Review proposes four primary schools could become two

A review by Ulster University looked at the sustainability and future of four Co Antrim schools

CATHOLIC, integrated and state schools could come together under a proposal to shake up primary education in a rural area of Co Antrim.

A review by Ulster University (UU) looked at the sustainability and future of four schools from different sectors in Glenarm and Carlough.

The study, which was commissioned by the Integrated Education Fund, explored ways of removing 200 empty desks.

Researchers focused on Carnlough Controlled Integrated PS; St John's PS in Carnlough; Seaview PS, a Catholic school in Glenarm; and the state-controlled Carnalbanagh PS outside Glenarm.

A `community conversation' was held to identify how to move forward in an landscape of declining school populations and reduced financial support.

In each of the four schools, the pupil numbers are lower than the approved enrolment. There are 81 surplus places at Seaview PS alone, the report said.

While a range of views were obtained through the community conversation, the strongest preference was for the retention of two schools - one in each village.

"The most popular choice was for St John's PS to remain in Carnlough and the amalgamation of Seaview PS and Carnlough Controlled Integrated PS as one integrated school in Glenarm.

"While there was general agreement that any re-location of integrated education should be to a new site to remove historic sectoral associations, the Carnlough CIPS school community would favour the retention of integrated provision through their school.

"A small number of respondents emphasised that the option of controlled education with a Protestant ethos should remain in the area."

The two-school preference, it said, did not ignore parental choice for individual faith schools nor the implications for Carnalbanagh PS but represented "the most realistic and sustainable option".

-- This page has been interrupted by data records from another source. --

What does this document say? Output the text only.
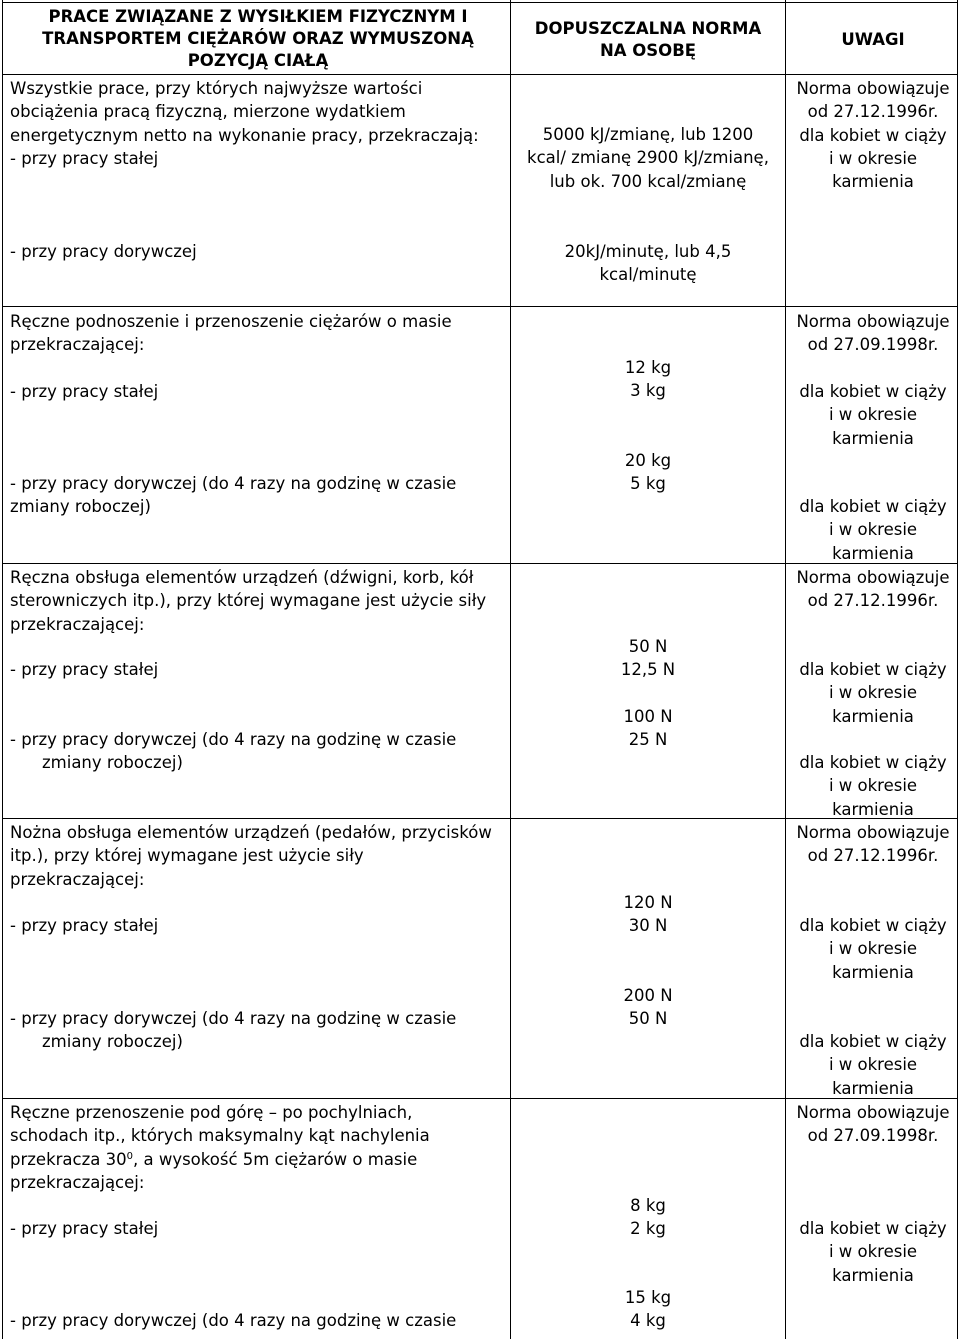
PRACE ZWIĄZANE Z WYSIŁKIEM FIZYCZNYM I
TRANSPORTEM CIĘŻARÓW ORAZ WYMUSZONĄ
POZYCJĄ CIAŁĄ
DOPUSZCZALNA NORMA
NA OSOBĘ
UWAGI
Wszystkie prace, przy których najwyższe wartości
obciążenia pracą fizyczną, mierzone wydatkiem
energetycznym netto na wykonanie pracy, przekraczają:
- przy pracy stałej
5000 kJ/zmianę, lub 1200
kcal/ zmianę 2900 kJ/zmianę,
lub ok. 700 kcal/zmianę
Norma obowiązuje
od 27.12.1996r.
dla kobiet w ciąży
i w okresie
karmienia
- przy pracy dorywczej	20kJ/minutę, lub 4,5
kcal/minutę
Ręczne podnoszenie i przenoszenie ciężarów o masie
przekraczającej:
- przy pracy stałej
- przy pracy dorywczej (do 4 razy na godzinę w czasie
zmiany roboczej)
12 kg
3 kg
20 kg
5 kg
Norma obowiązuje
od 27.09.1998r.
dla kobiet w ciąży
i w okresie
karmienia
dla kobiet w ciąży
i w okresie
karmienia
Ręczna obsługa elementów urządzeń (dźwigni, korb, kół
sterowniczych itp.), przy której wymagane jest użycie siły
przekraczającej:
- przy pracy stałej
- przy pracy dorywczej (do 4 razy na godzinę w czasie
zmiany roboczej)
50 N
12,5 N
100 N
25 N
Norma obowiązuje
od 27.12.1996r.
dla kobiet w ciąży
i w okresie
karmienia
dla kobiet w ciąży
i w okresie
karmienia
Nożna obsługa elementów urządzeń (pedałów, przycisków
itp.), przy której wymagane jest użycie siły
przekraczającej:
- przy pracy stałej
- przy pracy dorywczej (do 4 razy na godzinę w czasie
zmiany roboczej)
120 N
30 N
200 N
50 N
Norma obowiązuje
od 27.12.1996r.
dla kobiet w ciąży
i w okresie
karmienia
dla kobiet w ciąży
i w okresie
karmienia
Ręczne przenoszenie pod górę – po pochylniach,
schodach itp., których maksymalny kąt nachylenia
przekracza $30^0$, a wysokość 5m ciężarów o masie
przekraczającej:
- przy pracy stałej
- przy pracy dorywczej (do 4 razy na godzinę w czasie
8 kg
2 kg
15 kg
4 kg
Norma obowiązuje
od 27.09.1998r.
dla kobiet w ciąży
i w okresie
karmienia
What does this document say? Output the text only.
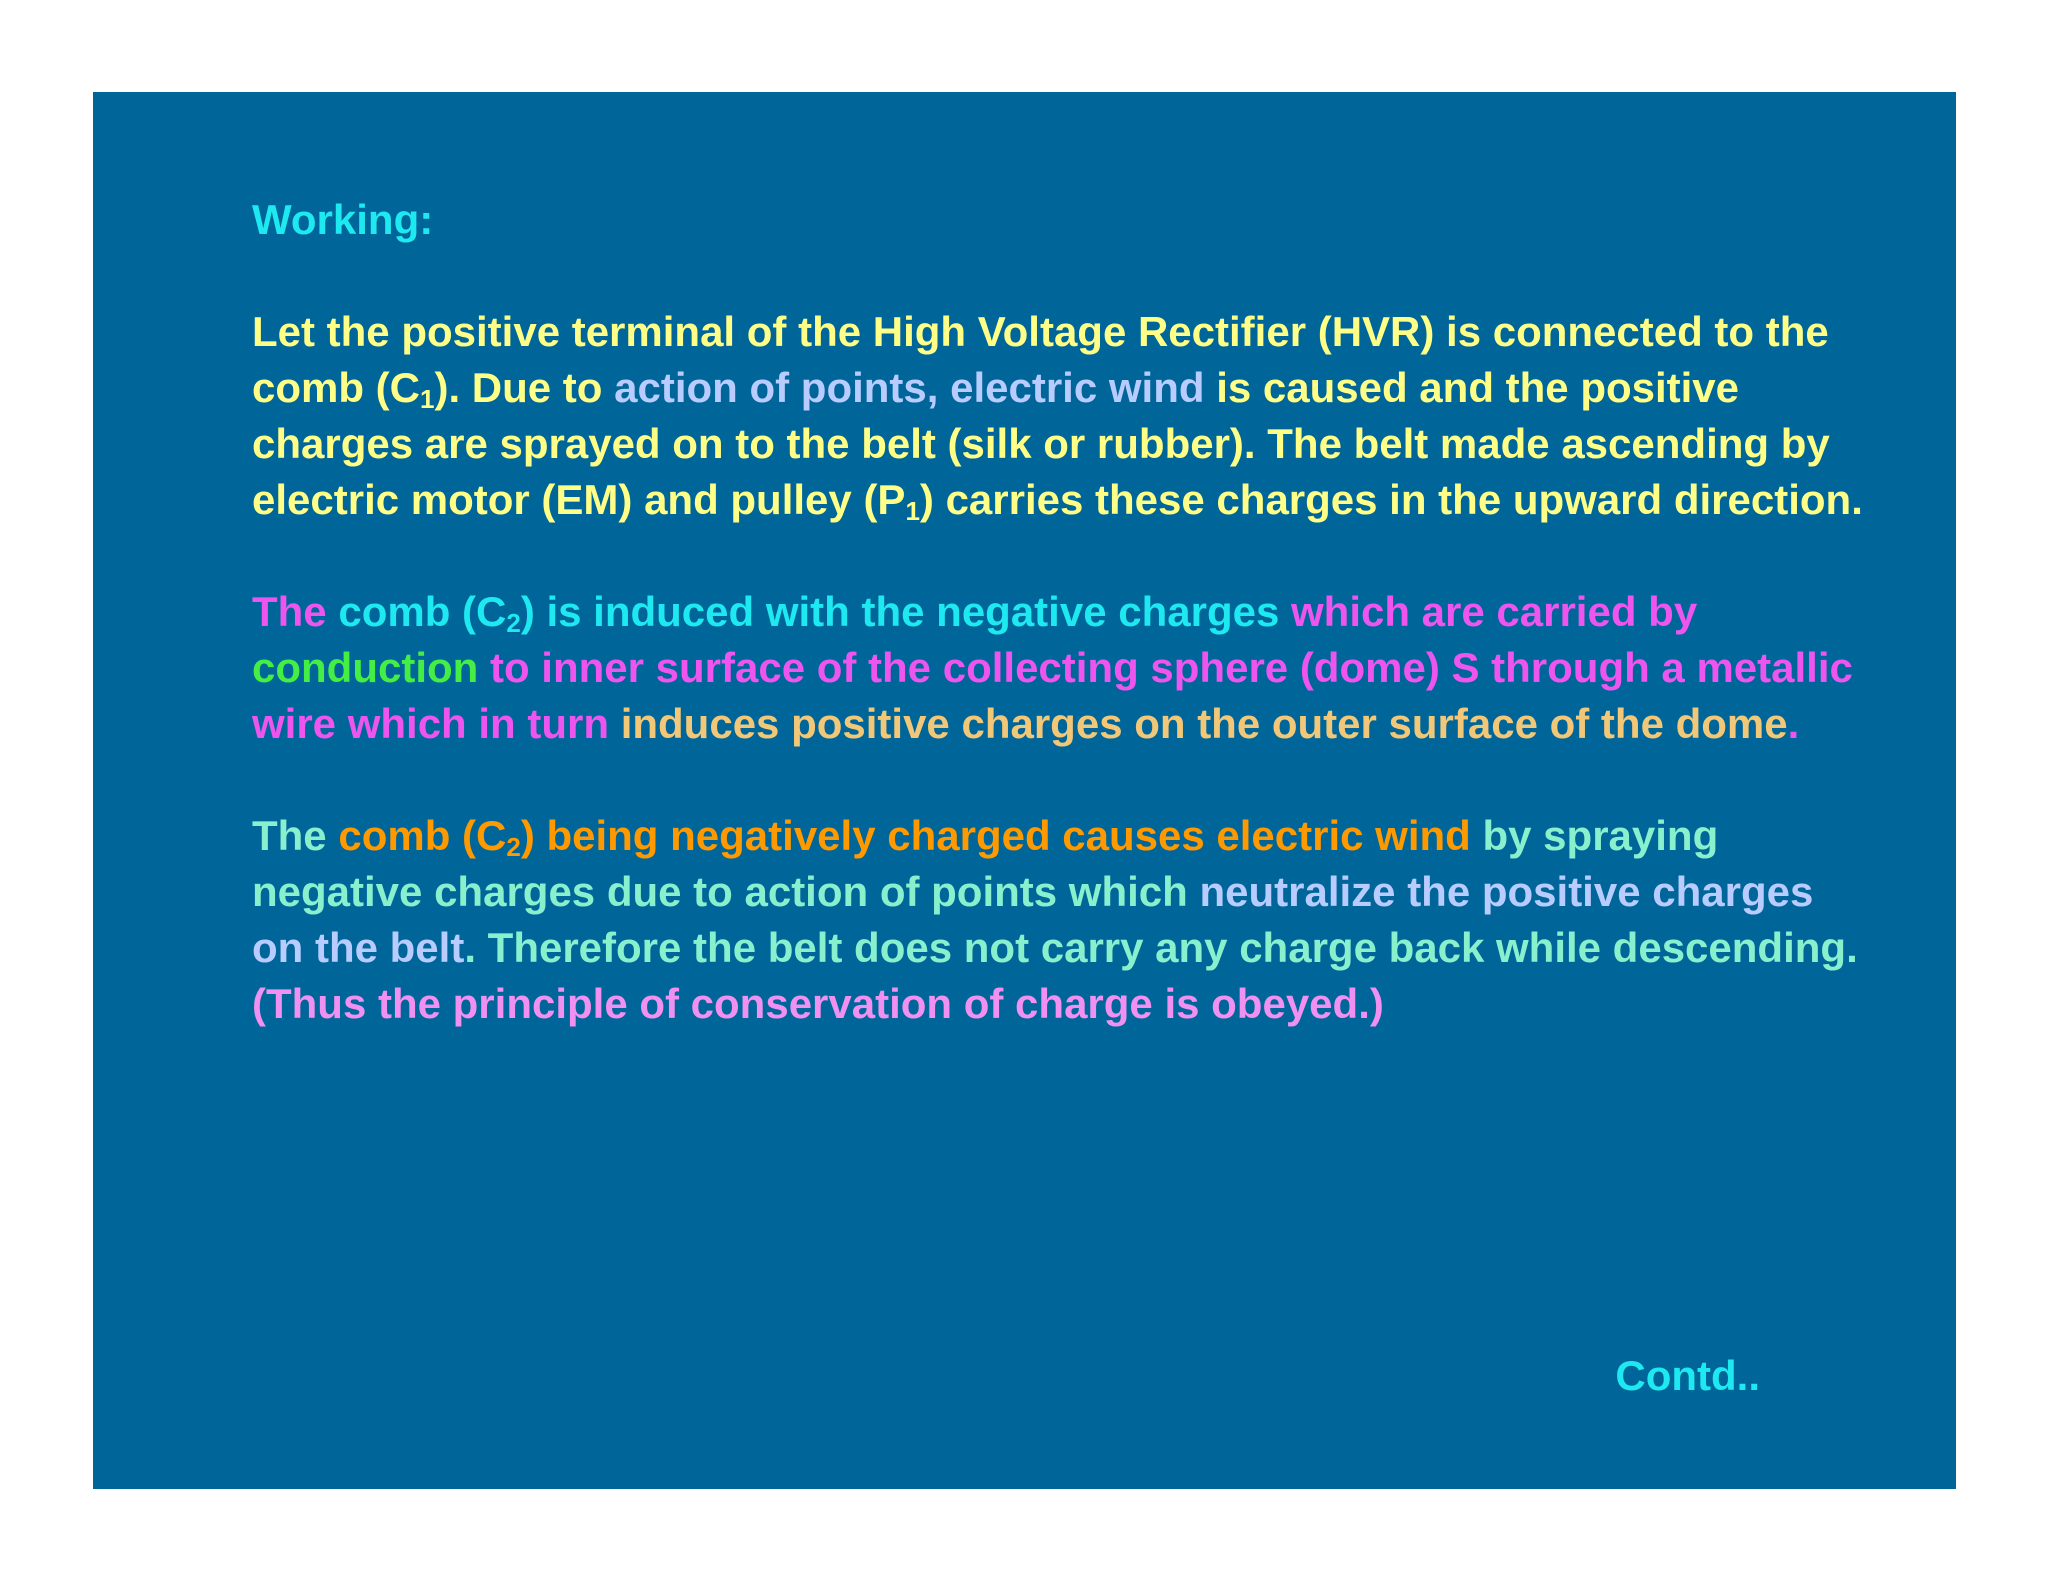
Working:

Let the positive terminal of the High Voltage Rectifier (HVR) is connected to the comb $(C_1)$. Due to action of points, electric wind is caused and the positive charges are sprayed on to the belt (silk or rubber). The belt made ascending by electric motor (EM) and pulley $(P_1)$ carries these charges in the upward direction.

The comb $(C_2)$ is induced with the negative charges which are carried by conduction to inner surface of the collecting sphere (dome) S through a metallic wire which in turn induces positive charges on the outer surface of the dome.

The comb $(C_2)$ being negatively charged causes electric wind by spraying negative charges due to action of points which neutralize the positive charges on the belt. Therefore the belt does not carry any charge back while descending. (Thus the principle of conservation of charge is obeyed.)

Contd..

Any official proposals to merge or close school would have to be published by the Education Authority.

No Catholic school has ever 'transformed' to integrated status.

On Seaview, the report added, it was recognised that "not all parents would be comfortable with integrated education, that they would see it as the removal of parental choice and would therefore choose to send their children to school outside of the village".

"Nonetheless, for many of the parents, the mixed pupil population currently at Seaview PS represented an opportunity to move towards integrated status or a jointly managed faith school and it was perceived that school staff and governors also recognised the sustainability potential of this option."